Researchers from MBZUAI have introduced VideoMolmo, a large multimodal model for spatio-temporal pointing conditioned on textual descriptions. The model incorporates a temporal module with an attention mechanism and a temporal mask fusion pipeline using SAM2 for improved coherence across video sequences. They also curated a dataset of 72k video-caption pairs and introduced VPoS-Bench, a benchmark for evaluating generalization across real-world scenarios, with code and models publicly available.
MBZUAI introduces Agent-X, a benchmark for evaluating multi-step reasoning in vision-centric agents across real-world, multimodal settings. Agent-X includes 828 tasks with diverse visual contexts and spans six environments, requiring tool use and stepwise decision-making. Experiments show that current LLMs struggle with multi-step vision tasks, achieving less than 50% success, highlighting areas for improvement in LMM reasoning and tool use.
MBZUAI researchers introduce SocialMaze, a new benchmark for evaluating social reasoning capabilities in large language models (LLMs). SocialMaze includes six diverse tasks across social reasoning games, daily-life interactions, and digital community platforms, emphasizing deep reasoning, dynamic interaction, and information uncertainty. Experiments show that LLMs vary in handling dynamic interactions, degrade under uncertainty, but can be improved via fine-tuning on curated reasoning examples.
MBZUAI researchers release 'Fann or Flop', a new benchmark for evaluating Arabic poetry understanding in LLMs. The benchmark covers 12 historical eras and 14 poetic genres, assessing semantic understanding, metaphor interpretation, and cultural context. Evaluation of state-of-the-art LLMs reveals challenges in poetic understanding despite strong performance on standard Arabic benchmarks.
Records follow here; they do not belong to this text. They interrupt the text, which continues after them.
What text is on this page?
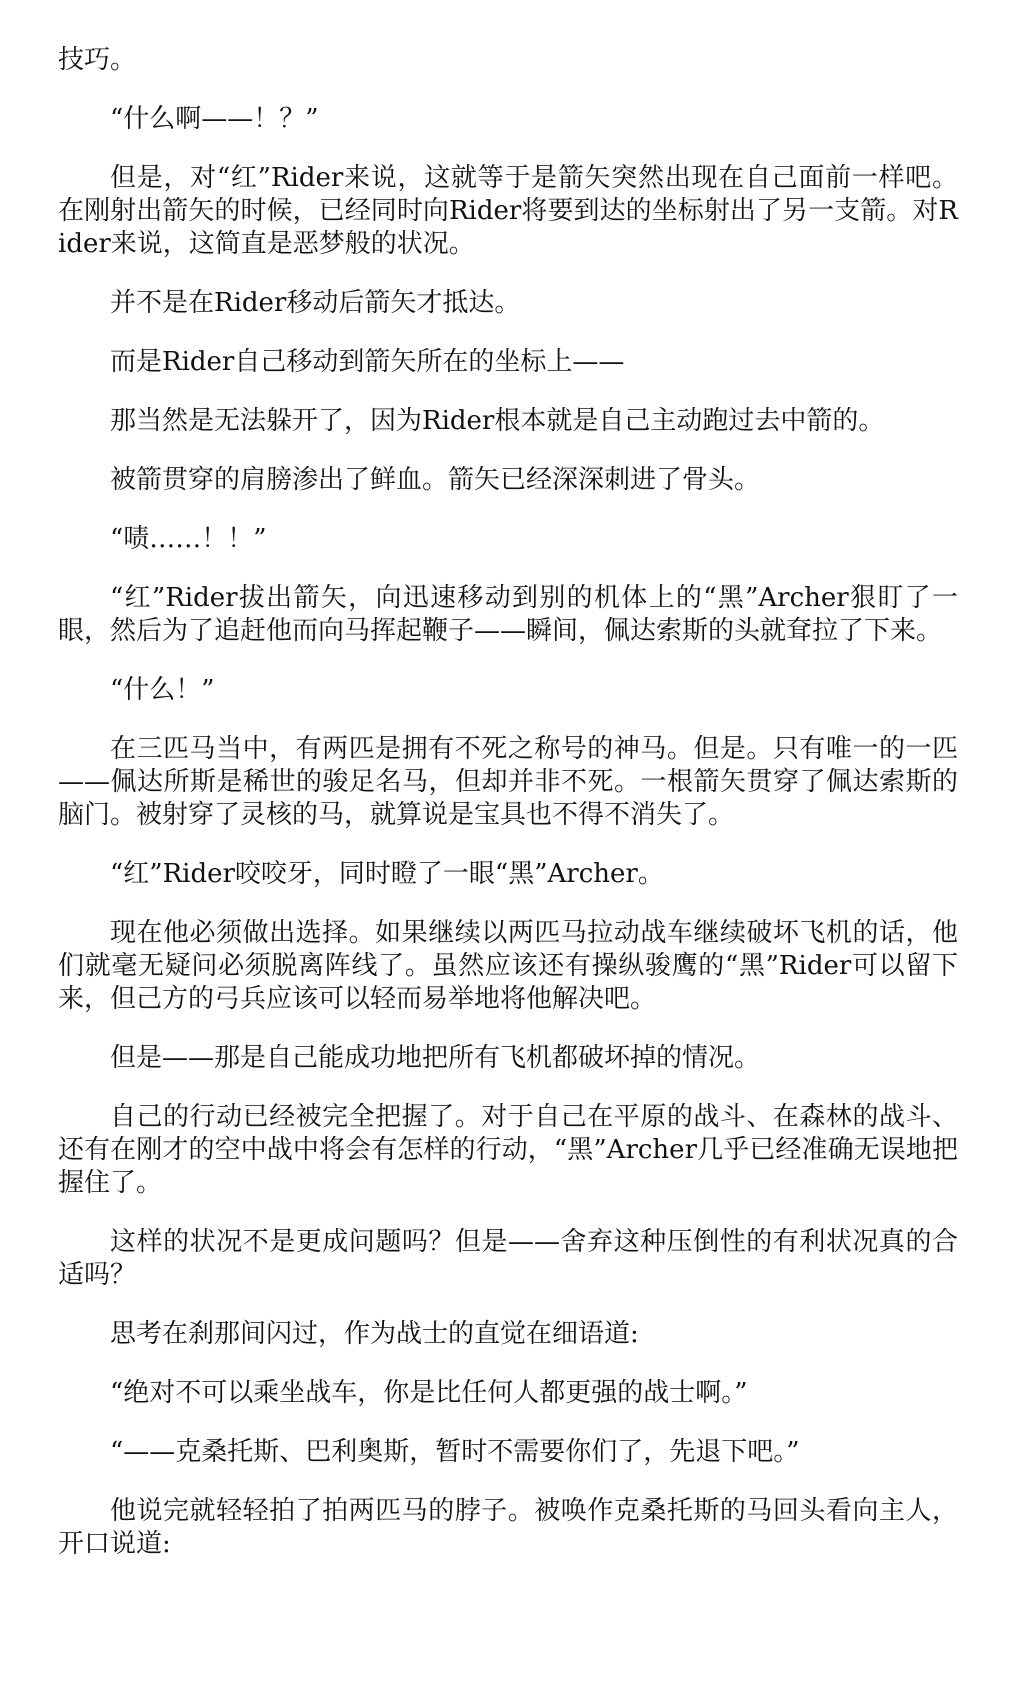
技巧。

“什么啊——！？”

但是，对“红”Rider来说，这就等于是箭矢突然出现在自己面前一样吧。在刚射出箭矢的时候，已经同时向Rider将要到达的坐标射出了另一支箭。对Rider来说，这简直是恶梦般的状况。

并不是在Rider移动后箭矢才抵达。

而是Rider自己移动到箭矢所在的坐标上——

那当然是无法躲开了，因为Rider根本就是自己主动跑过去中箭的。

被箭贯穿的肩膀渗出了鲜血。箭矢已经深深刺进了骨头。

“啧……！！”

“红”Rider拔出箭矢，向迅速移动到别的机体上的“黑”Archer狠盯了一眼，然后为了追赶他而向马挥起鞭子——瞬间，佩达索斯的头就耷拉了下来。

“什么！”

在三匹马当中，有两匹是拥有不死之称号的神马。但是。只有唯一的一匹——佩达所斯是稀世的骏足名马，但却并非不死。一根箭矢贯穿了佩达索斯的脑门。被射穿了灵核的马，就算说是宝具也不得不消失了。

“红”Rider咬咬牙，同时瞪了一眼“黑”Archer。

现在他必须做出选择。如果继续以两匹马拉动战车继续破坏飞机的话，他们就毫无疑问必须脱离阵线了。虽然应该还有操纵骏鹰的“黑”Rider可以留下来，但己方的弓兵应该可以轻而易举地将他解决吧。

但是——那是自己能成功地把所有飞机都破坏掉的情况。

自己的行动已经被完全把握了。对于自己在平原的战斗、在森林的战斗、还有在刚才的空中战中将会有怎样的行动，“黑”Archer几乎已经准确无误地把握住了。

这样的状况不是更成问题吗？但是——舍弃这种压倒性的有利状况真的合适吗？

思考在刹那间闪过，作为战士的直觉在细语道:

“绝对不可以乘坐战车，你是比任何人都更强的战士啊。”

“——克桑托斯、巴利奥斯，暂时不需要你们了，先退下吧。”

他说完就轻轻拍了拍两匹马的脖子。被唤作克桑托斯的马回头看向主人，开口说道:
MBZUAI researchers introduce ARB, the first comprehensive benchmark for evaluating step-by-step multimodal reasoning in Arabic across textual and visual modalities. The benchmark spans 11 diverse domains and includes 1,356 multimodal samples with 5,119 human-curated reasoning steps. Evaluations of 12 state-of-the-art LMMs revealed challenges in coherence, faithfulness, and cultural grounding, highlighting the need for culturally aware AI systems.
Researchers from MBZUAI have introduced UrduFactCheck, a new framework for fact-checking in Urdu, along with two datasets: UrduFactBench and UrduFactQA. The framework uses monolingual and translation-based evidence retrieval to address the lack of Urdu resources. Evaluations using twelve LLMs showed that translation-augmented methods improve performance, highlighting challenges for open-source LLMs in Urdu.